URLWeb addresshttps://example.com
EmailEmail address[email protected]

To create a new metadata field:

  1. Navigate to Metadata
  2. Click Add
  3. Enter a name (e.g., “Invoice Date”)
  4. Select the field type (e.g., “Date”)
  5. For Select/Multi-Select types, define the available options
  6. Save the field

Select fields let users choose from a predefined list of options. This ensures consistency — everyone uses the same values.
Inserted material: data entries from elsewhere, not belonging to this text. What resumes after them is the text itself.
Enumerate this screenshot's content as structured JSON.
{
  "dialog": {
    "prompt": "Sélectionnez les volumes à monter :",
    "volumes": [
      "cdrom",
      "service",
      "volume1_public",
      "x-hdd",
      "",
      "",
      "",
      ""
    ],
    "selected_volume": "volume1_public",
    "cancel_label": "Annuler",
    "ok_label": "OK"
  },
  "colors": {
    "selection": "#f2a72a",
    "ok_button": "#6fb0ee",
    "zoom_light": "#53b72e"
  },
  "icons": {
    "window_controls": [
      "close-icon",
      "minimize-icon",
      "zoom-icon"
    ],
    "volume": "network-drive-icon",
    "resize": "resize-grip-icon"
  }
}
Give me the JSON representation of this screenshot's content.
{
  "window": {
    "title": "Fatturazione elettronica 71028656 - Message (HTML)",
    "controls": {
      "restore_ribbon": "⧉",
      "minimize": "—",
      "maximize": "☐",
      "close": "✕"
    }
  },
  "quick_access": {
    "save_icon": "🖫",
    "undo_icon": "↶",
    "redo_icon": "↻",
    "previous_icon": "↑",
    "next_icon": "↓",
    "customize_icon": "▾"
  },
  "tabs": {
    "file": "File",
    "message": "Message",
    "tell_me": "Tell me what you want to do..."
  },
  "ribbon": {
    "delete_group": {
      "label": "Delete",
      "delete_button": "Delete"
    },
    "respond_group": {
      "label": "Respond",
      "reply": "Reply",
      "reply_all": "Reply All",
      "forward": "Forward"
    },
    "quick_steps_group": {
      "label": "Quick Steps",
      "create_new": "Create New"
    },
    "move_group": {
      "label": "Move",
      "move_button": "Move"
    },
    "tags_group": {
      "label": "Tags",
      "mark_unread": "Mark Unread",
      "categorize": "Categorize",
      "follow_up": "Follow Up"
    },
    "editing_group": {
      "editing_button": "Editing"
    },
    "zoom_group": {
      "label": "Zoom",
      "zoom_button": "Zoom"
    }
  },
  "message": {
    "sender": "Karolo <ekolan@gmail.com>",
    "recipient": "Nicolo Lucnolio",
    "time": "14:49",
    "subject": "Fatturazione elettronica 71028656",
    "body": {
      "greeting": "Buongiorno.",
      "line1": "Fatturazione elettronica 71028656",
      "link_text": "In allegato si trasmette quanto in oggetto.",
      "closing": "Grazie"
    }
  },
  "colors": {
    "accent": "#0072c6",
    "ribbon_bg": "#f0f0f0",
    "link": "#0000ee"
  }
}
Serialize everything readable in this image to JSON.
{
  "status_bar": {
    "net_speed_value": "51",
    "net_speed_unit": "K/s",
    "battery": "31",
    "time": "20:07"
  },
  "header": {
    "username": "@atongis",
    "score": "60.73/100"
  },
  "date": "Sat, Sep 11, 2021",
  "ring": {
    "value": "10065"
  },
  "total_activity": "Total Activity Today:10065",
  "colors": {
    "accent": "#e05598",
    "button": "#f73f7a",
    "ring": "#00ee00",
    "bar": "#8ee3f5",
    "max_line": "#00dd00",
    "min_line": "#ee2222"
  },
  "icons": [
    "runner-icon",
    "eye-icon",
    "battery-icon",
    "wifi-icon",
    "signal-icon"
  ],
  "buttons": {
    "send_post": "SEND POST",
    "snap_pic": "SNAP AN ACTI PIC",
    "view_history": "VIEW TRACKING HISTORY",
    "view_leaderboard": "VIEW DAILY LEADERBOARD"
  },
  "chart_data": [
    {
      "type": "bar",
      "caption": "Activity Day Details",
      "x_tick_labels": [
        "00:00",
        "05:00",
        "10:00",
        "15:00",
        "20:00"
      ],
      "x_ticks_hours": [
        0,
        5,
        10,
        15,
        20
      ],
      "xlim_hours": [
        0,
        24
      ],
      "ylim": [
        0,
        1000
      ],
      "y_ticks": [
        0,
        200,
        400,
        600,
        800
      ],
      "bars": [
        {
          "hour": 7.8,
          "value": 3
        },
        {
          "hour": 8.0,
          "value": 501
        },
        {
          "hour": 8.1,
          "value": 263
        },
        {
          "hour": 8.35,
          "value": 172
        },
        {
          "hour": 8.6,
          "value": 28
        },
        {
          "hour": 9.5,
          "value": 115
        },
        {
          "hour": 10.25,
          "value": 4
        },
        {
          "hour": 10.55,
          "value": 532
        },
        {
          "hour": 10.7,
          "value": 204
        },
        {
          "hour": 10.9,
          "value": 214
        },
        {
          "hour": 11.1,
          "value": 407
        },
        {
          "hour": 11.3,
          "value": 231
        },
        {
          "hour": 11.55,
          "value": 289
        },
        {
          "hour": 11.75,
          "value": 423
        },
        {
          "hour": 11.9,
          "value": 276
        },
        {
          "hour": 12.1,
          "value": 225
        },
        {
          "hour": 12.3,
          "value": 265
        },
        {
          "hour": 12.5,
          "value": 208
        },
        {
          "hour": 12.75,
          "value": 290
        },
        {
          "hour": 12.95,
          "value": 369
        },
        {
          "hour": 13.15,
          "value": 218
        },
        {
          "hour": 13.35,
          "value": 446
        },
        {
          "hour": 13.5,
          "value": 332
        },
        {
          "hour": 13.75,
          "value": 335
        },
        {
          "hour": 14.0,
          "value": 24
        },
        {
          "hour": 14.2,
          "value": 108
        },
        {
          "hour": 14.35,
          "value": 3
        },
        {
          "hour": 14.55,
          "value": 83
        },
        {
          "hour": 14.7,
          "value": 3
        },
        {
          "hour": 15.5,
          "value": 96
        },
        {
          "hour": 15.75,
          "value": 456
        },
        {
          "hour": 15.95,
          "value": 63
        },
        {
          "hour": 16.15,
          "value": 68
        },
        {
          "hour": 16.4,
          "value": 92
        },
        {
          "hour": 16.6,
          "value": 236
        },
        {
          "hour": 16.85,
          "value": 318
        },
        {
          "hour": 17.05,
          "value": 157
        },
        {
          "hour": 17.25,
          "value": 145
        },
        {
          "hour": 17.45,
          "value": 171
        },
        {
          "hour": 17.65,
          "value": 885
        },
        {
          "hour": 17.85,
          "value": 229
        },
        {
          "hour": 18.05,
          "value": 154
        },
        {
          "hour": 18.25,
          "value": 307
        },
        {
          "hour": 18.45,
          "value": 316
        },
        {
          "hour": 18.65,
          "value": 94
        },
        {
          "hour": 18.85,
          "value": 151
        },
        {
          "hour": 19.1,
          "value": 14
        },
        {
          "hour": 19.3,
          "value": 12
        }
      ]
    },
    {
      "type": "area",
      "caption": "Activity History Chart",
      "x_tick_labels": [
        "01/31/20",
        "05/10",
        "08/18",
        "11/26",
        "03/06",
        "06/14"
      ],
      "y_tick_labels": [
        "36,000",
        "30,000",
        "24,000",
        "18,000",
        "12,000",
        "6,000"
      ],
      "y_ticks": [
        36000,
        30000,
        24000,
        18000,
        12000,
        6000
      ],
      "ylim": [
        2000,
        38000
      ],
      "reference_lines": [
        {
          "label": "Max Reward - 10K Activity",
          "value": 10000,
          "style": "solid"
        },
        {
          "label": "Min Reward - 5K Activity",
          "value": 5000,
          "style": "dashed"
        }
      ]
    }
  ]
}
Select — Choose exactly one option:

  • Payment Status: paid, unpaid, overdue
  • Priority: low, medium, high
  • Department: Sales, Engineering, HR

Multi-Select — Choose one or more options:

  • Tags: urgent, reviewed, approved, archived
  • Categories: personal, business, tax-relevant

When creating a Select or Multi-Select field, you define the available options. These can be added, edited, or removed later.

Metadata fields are connected to documents through categories. When you create a category, you select which metadata fields apply to documents of that type.

For example:

  • Invoices category: Invoice Number, Invoice Date, Amount, Vendor
  • Contracts category: Contract Number, Start Date, End Date, Parties
  • Receipts category: Date, Amount, Vendor, Payment Method

A single field can be used in multiple categories. The “Amount” field might appear in both Invoices and Receipts.

When you open a document that has an assigned category, the metadata panel shows all fields defined for that category.

To fill in metadata:

  1. Open the document
  2. Look for the metadata panel (usually on the right side)
  3. Enter values for each field
  4. Save the document

Fields can be filled in at any time while the document is in draft state. Once a document is archived, metadata can only be changed by creating a new version.

Metadata enables precise document searches. Instead of searching for “invoice 500” in the document text, you can search for:

  • Invoice Amount = 500
  • Invoice Date = 2024-03-15
  • Vendor = “Acme Corp”
  • Payment Status = “unpaid”

This returns exact matches rather than documents that happen to contain those words somewhere in their text.

Depending on the field type, different operators are available:

TypeOperators
Textequals, contains, starts with
Number/Monetaryequals, greater than, less than, between
Dateequals, before, after, between
Selectequals, is one of
Booleanis true, is false

Date-type metadata fields can serve as the retention pivot — the starting point for calculating when a document expires.

For example, if your Invoices category has a 10-year retention period with “Invoice Date” as the pivot, a document with Invoice Date = 2024-01-15 will expire on 2034-01-15 (or 2034-12-31 with end-of-year extension).

This is more accurate than using the upload date, especially when you’re digitizing old documents.

See Data Retention for details.

  1. Plan your fields — Before creating fields, think about what information you need to capture and how you’ll search for it.

  2. Use appropriate types — Don’t use Text for dates or numbers. Typed fields enable proper sorting and comparison.

  3. Keep names consistent — Use the same field across categories when the meaning is identical (e.g., one “Amount” field, not “Invoice Amount” and “Receipt Amount”).

  4. Use Select for controlled values — When there’s a fixed set of valid options, use Select instead of Text to ensure consistency.

  5. Document your fields — Use the description field to explain what each metadata field is for, especially for fields that might be ambiguous.